About Incentra Solutions, Inc.

     Incentra Solutions, Inc. (www.incentrasolutions.com) (OTCBB:ICNS) is a provider of complete IT & storage management solutions to enterprises and managed service providers in North America and Europe. Incentra’s complete solution includes managed services, professional services, hardware and software products with the Company’s First Call and Enhanced First Call support services, IT outsourcing solutions and financing options.

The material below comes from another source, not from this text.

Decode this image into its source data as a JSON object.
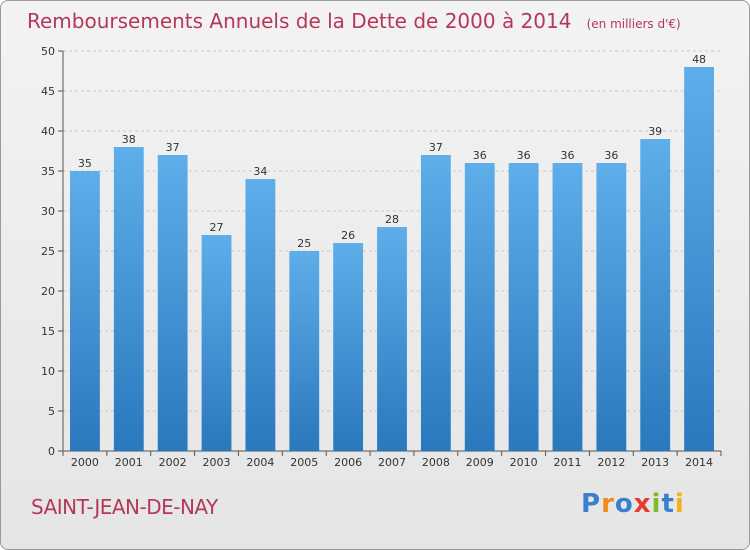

Incentra Solutions Forward Looking Statements

     Certain information discussed in this press release may constitute forward-looking statements within the meaning of the Private Securities Litigation Reform Act of 1995 and the federal securities laws. Although the Company believes that the expectations reflected in such forward-looking statements are based upon reasonable assumptions at the time made, it can give no assurance that its expectations will be achieved. Readers are cautioned not to place undue reliance on these forward-looking statements. Forward-looking statements are inherently subject to unpredictable and unanticipated risks, trends and uncertainties such as the Company’s inability to accurately forecast its operating results; the Company’s potential inability to achieve profitability or generate positive cash flow; the availability of financing; and other risks associated with the Company’s business. For further information on factors which could impact the Company and the statements contained herein, reference should be made to the Company’s filings with the Securities and Exchange Commission, including Annual Reports on Form 10-KSB, Quarterly Reports on Form 10-QSB and Current Reports on Form 8-K. The Company assumes no obligation to update or supplement forward-looking statements that become untrue because of subsequent events.